Carlos Starling também ressaltou que o perigo não está ausente mesmo para os estudantes. Nos Estados Unidos, segundo ele, 7,6% dos casos de Covid-19 atingiram crianças, gerando 58 mil internações e 2 mil mortes infantis. “Isso não é desprezível”, afirmou, lembrando que naquele país houve uma pressão do próprio governo federal para a retomada das aulas presenciais.
Alerta parecido foi feito por Diego Rossi, do Departamento Intersindical de Estatística e Estudos Socioeconômicos (Dieese). Ele usou dados do próprio Governo do Estado, que indicou uma estimativa de que 5% dos estudantes contaminados poderiam evoluir para casos graves.
Ele estimou que, se apenas 10% dos estudantes fossem contaminados, em “um cenário otimista”, isso resultaria em mais de 70 mil estudantes infectados, o que poderia resultar em 210 mortes, mesmo considerando o baixo índice de gravidade da Covid-19 entre crianças e adolescentes. Ele cobrou que o governo trate isso como vidas, e não como simples números.
Bernardo Jefferson Oliveira, professor da Universidade Federal de Minas Gerais (UFMG), destacou a relevância das escolas e os problemas causados pelo fechamento, sobretudo nos níveis sociais mais vulnerabilizados, mas enfatizou que a reabertura não pode ser feita de forma “apressada”.

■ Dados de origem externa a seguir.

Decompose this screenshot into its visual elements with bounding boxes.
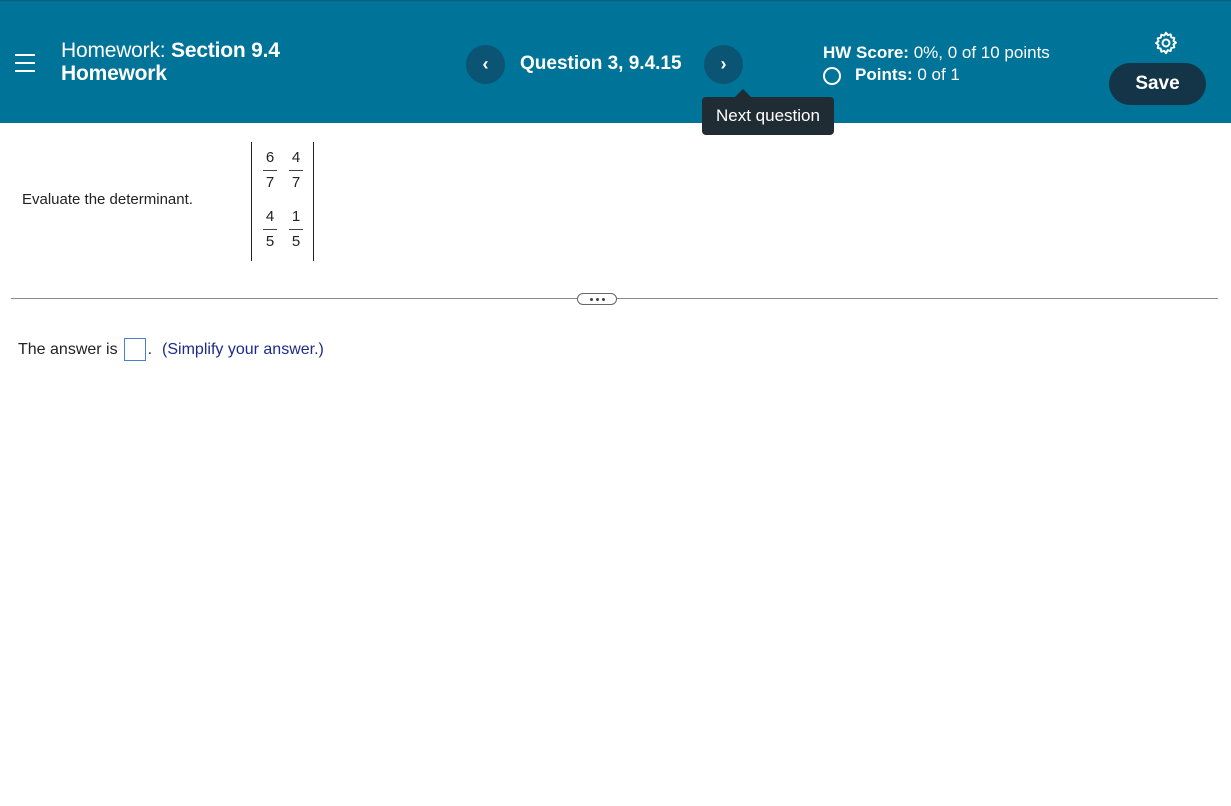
matrix-entry-r2c2: 15 [289, 208, 303, 250]
determinant-matrix: 67 47 45 15 [251, 142, 314, 261]
homework-prefix: Homework: [61, 39, 166, 62]
answer-hint: (Simplify your answer.) [162, 340, 324, 358]
hw-score-value: 0%, 0 of 10 points [913, 43, 1050, 62]
homework-title-line2: Homework [61, 62, 167, 85]
score-panel: HW Score: 0%, 0 of 10 points Points: 0 o… [823, 42, 1050, 86]
matrix-entry-r1c1: 67 [263, 149, 277, 191]
matrix-entry-r1c2: 47 [289, 149, 303, 191]
answer-input[interactable] [123, 338, 146, 361]
points-status-circle-icon [823, 67, 841, 85]
homework-section: Section 9.4 [171, 39, 280, 62]
chevron-right-icon: › [720, 54, 727, 74]
next-question-button[interactable]: › [704, 45, 743, 84]
hw-score-label: HW Score: [823, 43, 909, 62]
save-button[interactable]: Save [1109, 63, 1206, 105]
chevron-left-icon: ‹ [482, 54, 489, 74]
divider-resize-handle[interactable] [577, 293, 617, 305]
question-label: Question 3, 9.4.15 [520, 53, 682, 74]
answer-line: The answer is . (Simplify your answer.) [18, 338, 324, 361]
answer-lead-text: The answer is [18, 340, 118, 358]
answer-period: . [147, 340, 153, 358]
top-bar: Homework: Section 9.4 Homework ‹ Questio… [0, 0, 1231, 123]
points-value: 0 of 1 [917, 65, 960, 84]
points-label: Points: [855, 65, 913, 84]
question-prompt: Evaluate the determinant. [22, 191, 193, 208]
matrix-entry-r2c1: 45 [263, 208, 277, 250]
hamburger-menu-icon[interactable] [10, 49, 40, 77]
homework-title: Homework: Section 9.4 Homework [61, 39, 280, 85]
previous-question-button[interactable]: ‹ [466, 45, 505, 84]
gear-icon[interactable] [1153, 30, 1179, 56]
next-question-tooltip: Next question [702, 89, 834, 135]
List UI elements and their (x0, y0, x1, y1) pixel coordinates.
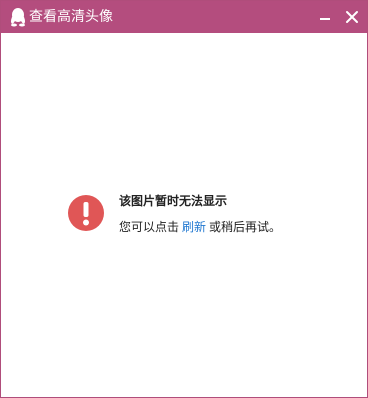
window-title: 查看高清头像 (29, 9, 113, 25)
error-title: 该图片暂时无法显示 (119, 194, 228, 208)
avatar-viewer-window: 查看高清头像 该图片暂时无法显示 您可以点击 刷新 或稍后再试。 (0, 0, 368, 398)
content-area: 该图片暂时无法显示 您可以点击 刷新 或稍后再试。 (1, 33, 367, 397)
alert-icon (67, 194, 105, 232)
close-icon (340, 11, 364, 33)
hint-prefix: 您可以点击 (119, 220, 180, 234)
close-button[interactable] (340, 5, 364, 29)
minimize-button[interactable] (313, 5, 337, 29)
hint-suffix: 或稍后再试。 (209, 220, 282, 234)
minimize-icon (313, 14, 337, 33)
refresh-link[interactable]: 刷新 (179, 220, 209, 234)
qq-penguin-icon (9, 7, 27, 27)
title-bar[interactable]: 查看高清头像 (1, 1, 367, 33)
error-hint: 您可以点击 刷新 或稍后再试。 (119, 219, 281, 235)
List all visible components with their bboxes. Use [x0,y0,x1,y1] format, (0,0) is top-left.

Pesquisa indica oposição da comunidade escolar à reabertura
A vontade da comunidade escolar foi outro argumento utilizado pelos participantes da audiência pública para se opor à retomada das aulas presenciais. O Fórum Estadual Permanente de Educação de Minas Gerais (Fepemg) apresentou uma pesquisa realizada em 767 municípios, ouvindo 32.169 pessoas, entre professores (48%), estudantes (23%), familiares (18%), outros funcionários (8%) e gestores (3%). Entre eles, 90,3% se posicionaram de forma contrária à retomada, neste momento.
Outro dado da pesquisa é que 50,28% dos que foram ouvidos acreditam que o retorno às aulas presenciais só deve ocorrer após a disponibilização de uma vacina contra o novo coronavírus. A representante do Fórum, Ana Maria Saraiva, acrescentou que, neste momento, o Estado não pode jogar a responsabilidade de uma decisão tão complexa para os pais.
A mesma oposição ao retorno das aulas veio de estudantes e familiares que participaram da audiência pública. “As aulas não podem voltar, porque nós, estudantes, estamos muito inseguros”, afirmou a estudante Dayane Ketelen Araújo, da Escola Estadual Geraldina Ana Gomes, em Belo Horizonte.
Dayane disse que mora com sua avó, que é asmática e tem pressão alta, o que aumenta seu temor em relação ao contágio. “A gente sabe que muitos alunos não estão respeitando o isolamento, e as salas são pequenas”, afirmou ela.
Jacqueline Rodrigues da Cruz, mãe de alunos das escolas públicas Governador Milton Campos e Pedro II, em Belo Horizonte, disse temer pelas condições da escola para receber os alunos e alunas, assim como pelas condições do transporte coletivo que é usado pelos filhos. Lembrou que o marido é do grupo de risco, e tem filhos com problemas respiratórios. Lamentou que a escola passe a ser “o espaço de contradição da ciência”.
A coordenadora-geral do Sind-UTE/MG, Denise Romano, afirmou que os protocolos e regras elaborados pelo Governo do Estado, a fim de orientar a retomada das aulas presenciais, não refletem a realidade das escolas. “Das 3.601 escolas, 1.114 têm banheiros compartilhados por professores e alunos, e 940 não têm refeitório”, afirmou. Ela também alertou que os números de casos de Covid já sugerem um novo crescimento da infecção em Minas.
A representante da Central dos Trabalhadores do Brasil, Telma Santos, destacou as precárias condições e o excesso de trabalho dos professores durante a pandemia. Isso, segundo ela, contrasta com o discurso propagado por muitos de que esses profissionais estariam resistindo a cumprir seu papel educacional, ao se opor às aulas presenciais.